Près de 109 millions d’euros restent à trouver pour terminer l’année 2026. Le nouveau président du gouvernement alerte également sur le financement des retraites et du régime d’assurance maladie, avant une mission à Paris destinée à négocier un nouveau soutien de l’État. Milakulo Tukumuli a présenté lundi 24 août 2026 sa déclaration de politique générale et une feuille de route centrée sur l’urgence économique et sociale. Le nouveau président du gouvernement de Nouvelle-Calédonie avait été élu lors des élections provinciales de juin. « Nous vivons encore sous perfusion », a déclaré Milakulo Tukumuli devant le Congrès.
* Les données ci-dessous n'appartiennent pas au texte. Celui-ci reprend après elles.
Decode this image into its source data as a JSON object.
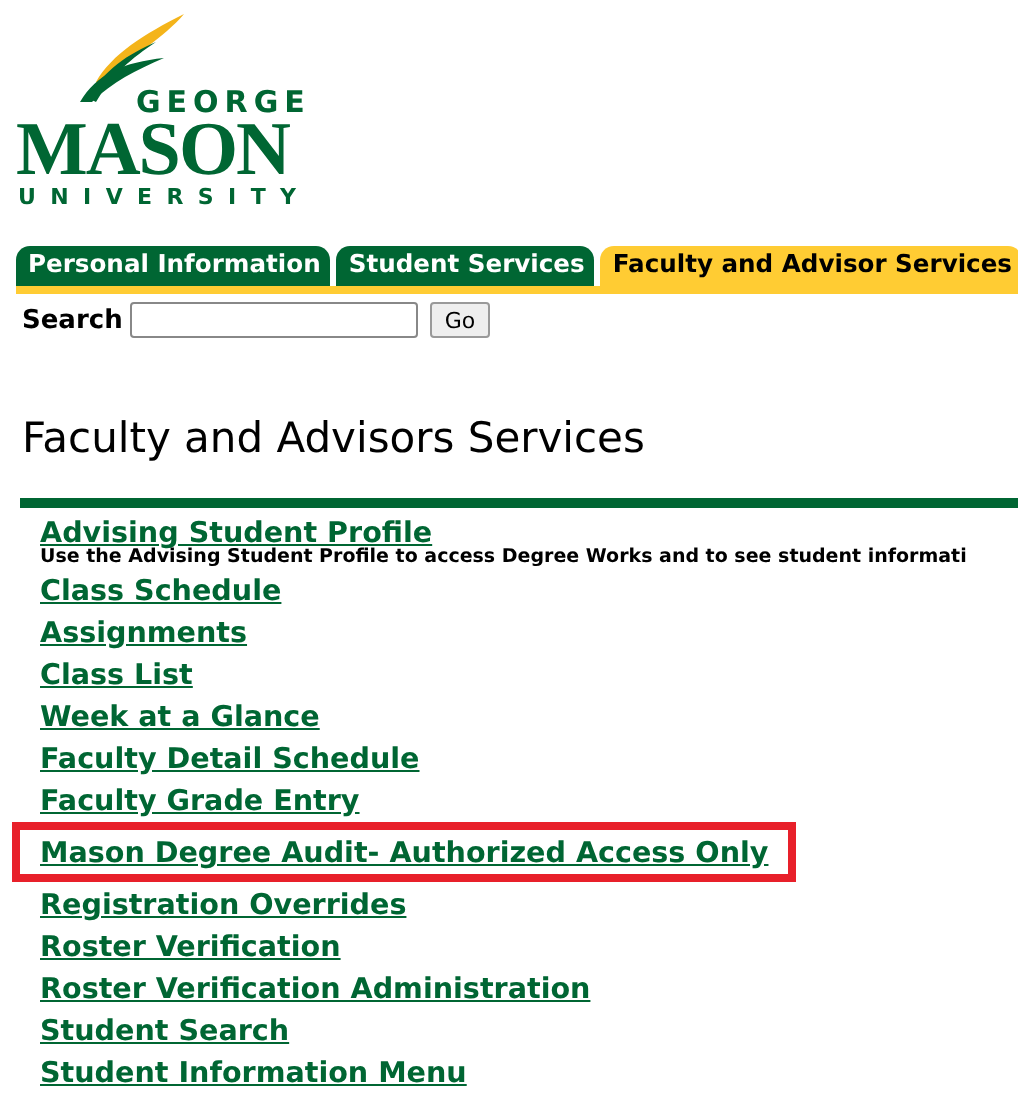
{
  "logo": {
    "line_1": "GEORGE",
    "line_2": "MASON",
    "line_3": "UNIVERSITY"
  },
  "tabs": [
    {
      "label": "Personal Information",
      "selected": false
    },
    {
      "label": "Student Services",
      "selected": false
    },
    {
      "label": "Faculty and Advisor Services",
      "selected": true
    }
  ],
  "search": {
    "label": "Search",
    "button": "Go"
  },
  "heading": "Faculty and Advisors Services",
  "links": [
    {
      "label": "Advising Student Profile",
      "description": "Use the Advising Student Profile to access Degree Works and to see student informati",
      "highlighted": false
    },
    {
      "label": "Class Schedule",
      "highlighted": false
    },
    {
      "label": "Assignments",
      "highlighted": false
    },
    {
      "label": "Class List",
      "highlighted": false
    },
    {
      "label": "Week at a Glance",
      "highlighted": false
    },
    {
      "label": "Faculty Detail Schedule",
      "highlighted": false
    },
    {
      "label": "Faculty Grade Entry",
      "highlighted": false
    },
    {
      "label": "Mason Degree Audit- Authorized Access Only",
      "highlighted": true
    },
    {
      "label": "Registration Overrides",
      "highlighted": false
    },
    {
      "label": "Roster Verification",
      "highlighted": false
    },
    {
      "label": "Roster Verification Administration",
      "highlighted": false
    },
    {
      "label": "Student Search",
      "highlighted": false
    },
    {
      "label": "Student Information Menu",
      "highlighted": false
    }
  ]
}
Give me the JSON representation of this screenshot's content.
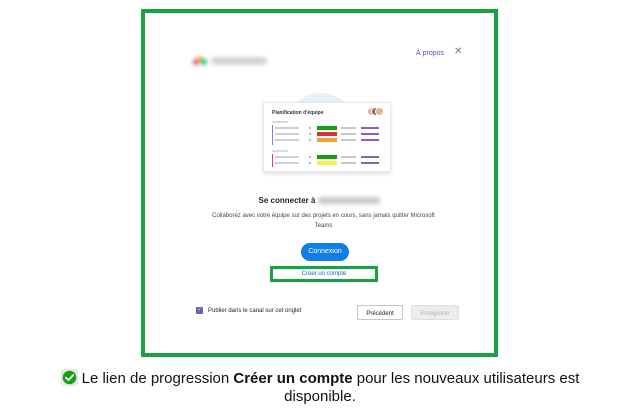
{
  "dialog": {
    "about_label": "À propos",
    "close_glyph": "✕",
    "card": {
      "title": "Planification d'équipe"
    },
    "connect": {
      "title_prefix": "Se connecter à",
      "description": "Collaborez avec votre équipe sur des projets en cours, sans jamais quitter Microsoft Teams"
    },
    "buttons": {
      "connexion": "Connexion",
      "create_account": "Créer un compte",
      "previous": "Précédent",
      "save": "Enregistrer"
    },
    "checkbox": {
      "label": "Publier dans le canal sur cet onglet",
      "checked": true
    }
  },
  "caption": {
    "prefix": "Le lien de progression ",
    "bold": "Créer un compte",
    "suffix": " pour les nouveaux utilisateurs est disponible."
  },
  "colors": {
    "highlight": "#17a344",
    "primary": "#0f7ee6",
    "link": "#0f6cbd",
    "status_green": "#13a10e",
    "status_red": "#d13438",
    "status_orange": "#f7a035",
    "status_yellow": "#fce100",
    "accent_purple": "#8764b8"
  },
  "icons": {
    "close": "close-icon",
    "checkbox": "checkmark-icon",
    "caption": "check-circle-icon"
  }
}
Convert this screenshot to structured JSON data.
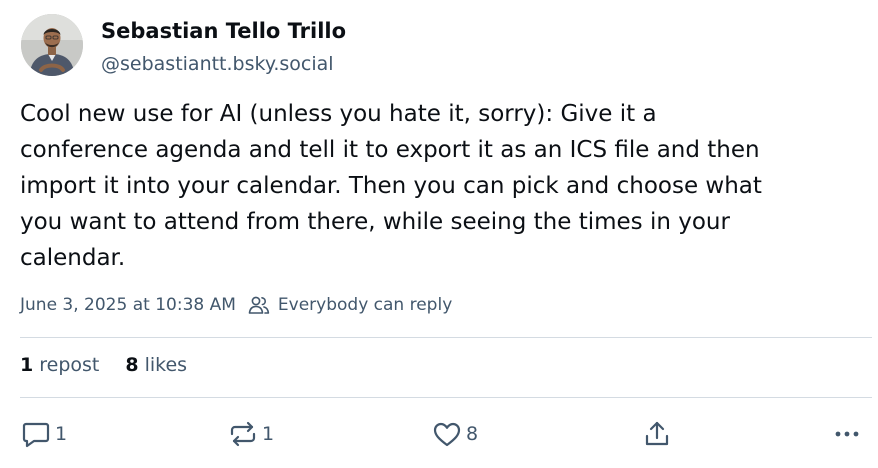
{
  "author": {
    "display_name": "Sebastian Tello Trillo",
    "handle": "@sebastiantt.bsky.social"
  },
  "post": {
    "text": "Cool new use for AI (unless you hate it, sorry): Give it a\nconference agenda and tell it to export it as an ICS file and then\nimport it into your calendar. Then you can pick and choose what\nyou want to attend from there, while seeing the times in your\ncalendar.",
    "timestamp": "June 3, 2025 at 10:38 AM",
    "reply_setting": "Everybody can reply",
    "reply_setting_icon": "people-icon"
  },
  "stats": {
    "reposts": {
      "count": "1",
      "label": "repost"
    },
    "likes": {
      "count": "8",
      "label": "likes"
    }
  },
  "actions": {
    "reply": {
      "icon": "reply-icon",
      "count": "1"
    },
    "repost": {
      "icon": "repost-icon",
      "count": "1"
    },
    "like": {
      "icon": "heart-icon",
      "count": "8"
    },
    "share": {
      "icon": "share-icon"
    },
    "more": {
      "icon": "more-icon"
    }
  },
  "colors": {
    "text": "#0b0f14",
    "secondary_text": "#42576c",
    "divider": "#d4dbe2",
    "background": "#ffffff"
  }
}
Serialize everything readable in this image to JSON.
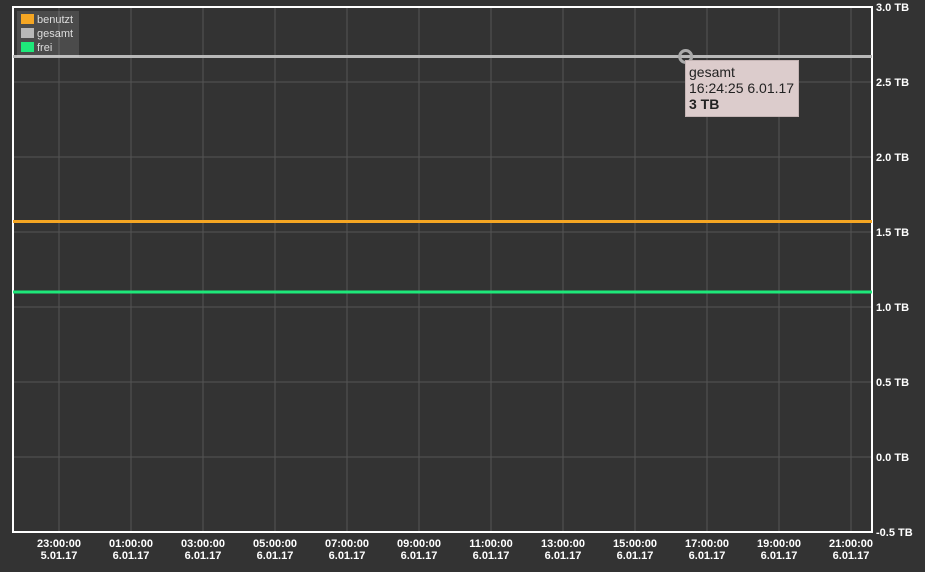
{
  "chart_data": {
    "type": "line",
    "y_ticks": [
      "3.0 TB",
      "2.5 TB",
      "2.0 TB",
      "1.5 TB",
      "1.0 TB",
      "0.5 TB",
      "0.0 TB",
      "-0.5 TB"
    ],
    "y_tick_values": [
      3.0,
      2.5,
      2.0,
      1.5,
      1.0,
      0.5,
      0.0,
      -0.5
    ],
    "ylim": [
      -0.5,
      3.0
    ],
    "x_ticks": [
      {
        "time": "23:00:00",
        "date": "5.01.17"
      },
      {
        "time": "01:00:00",
        "date": "6.01.17"
      },
      {
        "time": "03:00:00",
        "date": "6.01.17"
      },
      {
        "time": "05:00:00",
        "date": "6.01.17"
      },
      {
        "time": "07:00:00",
        "date": "6.01.17"
      },
      {
        "time": "09:00:00",
        "date": "6.01.17"
      },
      {
        "time": "11:00:00",
        "date": "6.01.17"
      },
      {
        "time": "13:00:00",
        "date": "6.01.17"
      },
      {
        "time": "15:00:00",
        "date": "6.01.17"
      },
      {
        "time": "17:00:00",
        "date": "6.01.17"
      },
      {
        "time": "19:00:00",
        "date": "6.01.17"
      },
      {
        "time": "21:00:00",
        "date": "6.01.17"
      }
    ],
    "grid": true,
    "legend_position": "top-left",
    "series": [
      {
        "name": "benutzt",
        "color": "#f5a623",
        "value": 1.57
      },
      {
        "name": "gesamt",
        "color": "#b8b8b8",
        "value": 2.67
      },
      {
        "name": "frei",
        "color": "#1ee87a",
        "value": 1.1
      }
    ],
    "tooltip": {
      "series": "gesamt",
      "timestamp": "16:24:25 6.01.17",
      "value_label": "3 TB",
      "x_time": "16:24:25",
      "y_value": 2.67
    }
  }
}
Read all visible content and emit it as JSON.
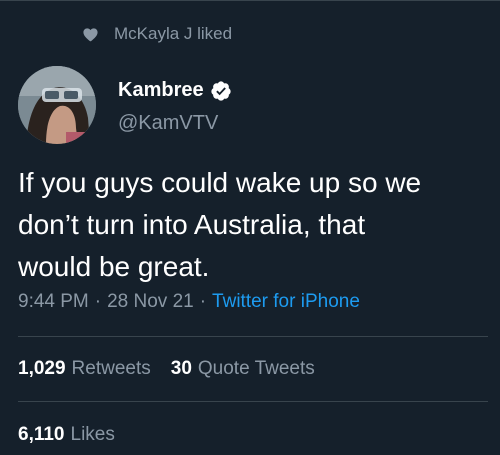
{
  "social_context": {
    "text": "McKayla J liked",
    "icon": "heart-icon"
  },
  "author": {
    "name": "Kambree",
    "handle": "@KamVTV",
    "verified_icon": "verified-badge-icon",
    "verified_color": "#1d9bf0"
  },
  "tweet": {
    "text": "If you guys could wake up so we\ndon’t turn into Australia, that\nwould be great.",
    "time": "9:44 PM",
    "date": "28 Nov 21",
    "source": "Twitter for iPhone",
    "separator": "·"
  },
  "stats": {
    "retweets_count": "1,029",
    "retweets_label": "Retweets",
    "quotes_count": "30",
    "quotes_label": "Quote Tweets",
    "likes_count": "6,110",
    "likes_label": "Likes"
  },
  "colors": {
    "background": "#15202b",
    "text_primary": "#ffffff",
    "text_secondary": "#8b98a5",
    "accent": "#1d9bf0",
    "divider": "#38444d"
  }
}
Près de 109 millions d’euros à trouver
D’après des informations recueillies par l’AFP auprès de membres du Congrès, près de 109 millions d’euros manquent pour boucler l’année 2026. Milakulo Tukumuli avait présenté la situation financière du territoire aux élus le 19 août. « La chute est enrayée mais la reprise n’est pas encore engagée », a-t-il estimé. Le président du gouvernement a également promis de présenter pour 2027 un budget « sincère et équilibré ».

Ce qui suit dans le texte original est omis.